バーナード・フィッシュマン(Bernard Fishman)の「自転車で月へ行った男」(1979)は、文庫本で170ページほどの中編小説。原題は”The man who rode his 10-speed bicycle to the moon”、主人公はニューヨークで成功したグラフィック・デザイナーで、豪華なアパートに住んいる。45歳の誕生日に妻からプレゼントされたのが10段変速の自転車。誰もが憧れる高性能スポーツ・バイクだ。
いかにもお洒落なリア充都会物語のようだが、冒頭から暗雲が立ち込めている。主人公は何に対しても感情や興味を持てなくなり、透明人間になりそうだと不安に苛まれる。自転車を練習しても複雑な機構や前傾姿勢に慣れず、玄関の飾り物になる。円満な生活はうわべだけに思え、妻と別れて暮らし始める。白く大きなグレート・ピレネニーズの愛犬が老衰するのを見かねて、尊厳死に送り出す。
一方、偶然出会った美しい娘に好意を寄せられ、親密になっていく。再び自転車に取り組み、変速を体得して軽快に走り回るようになる。何やら状況が好転したようだ。ところが、古めかしいペニー・ファージング(だるま型自転車)に出会い、不穏な気配が忍び寄る。明らかに場違いなのに、周囲の人は誰も気がつかない。乗り手は主人公を探しているらしい。そして突如として消え去る。
この辺りから巧妙に現実と夢想が入り混じり、区別がつきにくくなる。自転車に乗って世界中を周り、妻と一緒に走るのは、うたた寝の夢の中での出来事だ。だが、美しい娘と一緒にペニー・ファージングを探し出そうと自転車で駆け巡るのは現実だろうか。ましてや、当然のように月へ行こうとするのは正気の沙汰ではない。しかも自転車で月に辿り着かんとする時に、亡き愛犬が追いかけて来る。
本作は「星の王子様」や「かもめのジョナサン」の現代版、都会版と評されたのも頷ける。良質なファンタジーがそうであるように、これは単に滑稽無稽な与太話ではなく、紛れもない現実の感覚の純化であり、至福の瞬間の永続化に他ならない。それは例えば、滑らかな路面での風を纏った疾走であり、苦行じみたヒルクライムの先の自然落下だ。その時確かに車輪は地面に触れていないはずだ。
もう一つ楽しめるのは、ふんだんに盛り込れたニューヨークの地名だ。主人公の初めての遠出はグラマシー・パークからソーホーに立ち寄り、バッテリー・パークまでの約4.7マイル(7.6km)。五番街からブロードウェイを経てセントラル・パークへ、そしてアッパー・マンハッタンを抜けて月へ向かうのはジョージ・ワシントン・ブリッジの優雅な弧線、といった具合。
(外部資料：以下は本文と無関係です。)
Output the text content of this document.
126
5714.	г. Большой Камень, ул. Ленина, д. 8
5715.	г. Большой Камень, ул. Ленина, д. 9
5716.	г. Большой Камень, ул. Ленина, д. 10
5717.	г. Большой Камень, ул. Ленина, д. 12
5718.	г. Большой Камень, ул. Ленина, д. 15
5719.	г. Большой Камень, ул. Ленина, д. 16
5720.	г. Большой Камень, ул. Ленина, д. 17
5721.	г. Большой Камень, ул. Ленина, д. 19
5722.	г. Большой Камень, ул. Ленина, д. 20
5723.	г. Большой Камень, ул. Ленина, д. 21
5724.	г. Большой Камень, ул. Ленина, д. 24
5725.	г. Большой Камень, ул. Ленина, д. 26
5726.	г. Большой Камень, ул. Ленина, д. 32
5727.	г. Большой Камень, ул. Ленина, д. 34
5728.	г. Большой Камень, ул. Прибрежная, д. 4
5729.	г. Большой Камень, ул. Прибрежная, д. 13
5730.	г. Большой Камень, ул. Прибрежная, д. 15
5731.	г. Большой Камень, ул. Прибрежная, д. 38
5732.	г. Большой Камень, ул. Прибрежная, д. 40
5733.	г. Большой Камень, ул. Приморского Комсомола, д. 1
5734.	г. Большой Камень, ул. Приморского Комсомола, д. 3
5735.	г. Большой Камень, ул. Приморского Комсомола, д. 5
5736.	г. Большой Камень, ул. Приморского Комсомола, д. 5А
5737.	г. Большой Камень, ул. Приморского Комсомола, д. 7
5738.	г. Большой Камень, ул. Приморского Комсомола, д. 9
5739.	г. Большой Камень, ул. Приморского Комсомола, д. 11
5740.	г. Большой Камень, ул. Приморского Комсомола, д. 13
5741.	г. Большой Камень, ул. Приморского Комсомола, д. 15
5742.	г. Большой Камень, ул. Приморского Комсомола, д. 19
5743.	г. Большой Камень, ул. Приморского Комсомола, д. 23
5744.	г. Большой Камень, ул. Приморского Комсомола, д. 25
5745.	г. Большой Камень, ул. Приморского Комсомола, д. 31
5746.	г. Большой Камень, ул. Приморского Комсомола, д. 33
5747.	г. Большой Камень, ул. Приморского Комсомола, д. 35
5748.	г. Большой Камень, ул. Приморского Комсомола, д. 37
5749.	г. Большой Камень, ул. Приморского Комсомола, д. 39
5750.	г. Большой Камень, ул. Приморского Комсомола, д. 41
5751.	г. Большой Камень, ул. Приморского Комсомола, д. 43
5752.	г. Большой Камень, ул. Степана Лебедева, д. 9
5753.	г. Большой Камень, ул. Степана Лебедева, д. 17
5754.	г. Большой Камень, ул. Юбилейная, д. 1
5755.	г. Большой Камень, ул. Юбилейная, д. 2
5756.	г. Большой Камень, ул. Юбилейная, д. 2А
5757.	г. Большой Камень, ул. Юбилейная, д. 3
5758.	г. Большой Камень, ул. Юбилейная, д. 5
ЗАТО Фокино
筆者は僅かな滞在であるものの、何度かニューヨークを訪れたことがある。マンハッタンの川沿いを周回するグリーンウェイには感激したし、休日なら目抜き通りでも自転車で快適に走ることができた。ただ、芝生に寝転んで眺めた貿易センタービルには、なぜか入ろうとは思わなかった。そして、911以降はテロ対策で治安が良くなったのに驚かされ、それはストリート・ファイトに繋がっていく。
グリーンウェイが提唱され整備が始まるのは1990年代なので、本作には登場しない。一方で、マナーの悪い自動車に苦労する様子はしっかりと描かれている。ひどい渋滞を颯爽と通り抜けるメッセンジャーが活躍し始める頃だ。主人公が「いかにもニューヨーク的だ」と言う10段変速の自転車は、知人によると前2段、後5段の変速ギアらしい。ダウン・チューブのシフターで切り替えるのだろう。